Part and parcel of Orma’s mission is promoting the language and culture of the Romansh, an ethnolinguistic minority in the Engadin Valley. Although recognized as Switzerland’s fourth official language, only 1% of the modern Swiss population speaks it, and the ancient tongue’s long-term survival remains uncertain. Each bottle produced by Orma bears an emblazoned ibex, a rugged mountain goat native to the Engadin and long a symbol of the Romansh. Additionally, the distillery’s five flagship whiskies are named after the language’s five dialects. 

The Engadin Valley in Switzerland, home or Orma
A view from the distillery of Switzerland’s Engadin Valley.
Johnny Motley

In homage to the mountain atop which the distillery sits, the Corvatsch Edition is Orma’s most popular whisky. Aged in American oak barrels, the flagship style sparkles with whiffs of vanilla and brown sugar, evoking a classic dark bourbon like Buffalo Trace or Weller. Deep amber in color, pours of Corvatsch Edition also showcase classic whisky notes of molasses and spiced caramel. The low-temperature distillation tames any alcoholic bite, and the liquor is dangerously smooth and silky. 

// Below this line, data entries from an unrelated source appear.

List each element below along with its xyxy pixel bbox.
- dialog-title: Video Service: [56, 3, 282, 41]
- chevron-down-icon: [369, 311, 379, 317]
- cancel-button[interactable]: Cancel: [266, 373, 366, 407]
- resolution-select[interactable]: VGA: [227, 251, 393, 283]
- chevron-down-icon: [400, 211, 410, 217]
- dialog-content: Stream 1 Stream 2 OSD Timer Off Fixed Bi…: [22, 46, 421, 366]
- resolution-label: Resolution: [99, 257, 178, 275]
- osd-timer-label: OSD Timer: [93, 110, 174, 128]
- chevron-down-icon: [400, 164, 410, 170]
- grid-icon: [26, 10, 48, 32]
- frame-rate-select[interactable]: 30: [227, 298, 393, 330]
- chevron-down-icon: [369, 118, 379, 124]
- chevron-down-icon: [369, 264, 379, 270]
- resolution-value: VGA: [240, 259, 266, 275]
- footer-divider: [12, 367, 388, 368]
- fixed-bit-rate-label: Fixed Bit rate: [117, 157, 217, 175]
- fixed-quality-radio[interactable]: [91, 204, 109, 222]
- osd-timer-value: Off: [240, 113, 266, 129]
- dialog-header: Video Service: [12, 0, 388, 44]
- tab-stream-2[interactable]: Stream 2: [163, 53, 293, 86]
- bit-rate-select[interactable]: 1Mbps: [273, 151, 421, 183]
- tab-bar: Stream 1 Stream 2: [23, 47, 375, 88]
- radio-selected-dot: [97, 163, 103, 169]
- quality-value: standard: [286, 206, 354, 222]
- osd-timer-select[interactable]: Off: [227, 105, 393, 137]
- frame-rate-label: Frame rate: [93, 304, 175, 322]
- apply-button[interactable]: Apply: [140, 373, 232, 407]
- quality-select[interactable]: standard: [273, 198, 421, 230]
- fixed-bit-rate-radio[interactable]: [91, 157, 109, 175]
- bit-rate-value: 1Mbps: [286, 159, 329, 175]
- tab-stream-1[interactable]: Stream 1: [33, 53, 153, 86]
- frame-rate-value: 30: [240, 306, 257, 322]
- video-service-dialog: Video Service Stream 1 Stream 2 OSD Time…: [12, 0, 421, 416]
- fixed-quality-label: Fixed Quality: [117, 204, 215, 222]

Here is a whisky complex and mellow enough to enjoy neat or with few rocks — skip any mixers or garnishes.  As with most fine whiskies, the flavor profile evolves in the glass as the ice melts, with an initial smokiness yielding to complex sweetness and a delicious parade of baking spices.

If a distiller could somehow bottle a crisp alpine gust buffeting your face from the seat of a chairlift, it would taste like Orma’s stone pine-aged whisky. In a nod to the traditions of the Engadin, Orma ages some whiskies in Swiss stone pine, a resinous conifer cherished in the Alps for its fragrance. Engadiners have long used stone pine in the staves of their snug lodges and cabins, and the wood’s clean smell evokes cozy nights in a ski lodge. Orma’s most experimental offering, the In Lain Edition packs bold, woodsy flavors reminiscent of fresh pine nuts. Those who take to pine-flavored schnapps or piney gins like Tanqueray will love this whisky’s avalanche of arboreous flavors. 

Whisky from Orma, a distillery located in the Swiss Alps, and the world's highest whisky distillery
Orma X Edition is a 10-year-old single malt.
Johnny Motley

Where to Try Orma Whisky

While Orma plans to export in the future, for now, the whisky is only available in Switzerland. Tours of Orma Distillery, including a tasting flight, will run you 44 francs (about $52) — the postcard-worthy views included. If possible, make the trek up to Orma on a clear day to fully appreciate the sublime vistas from the tasting room. To fortify the belly before the whisky tasting, Restaurant 3303, next to the distillery, sells Romansh comfort fare like barley soup and polenta studded with shredded sausage.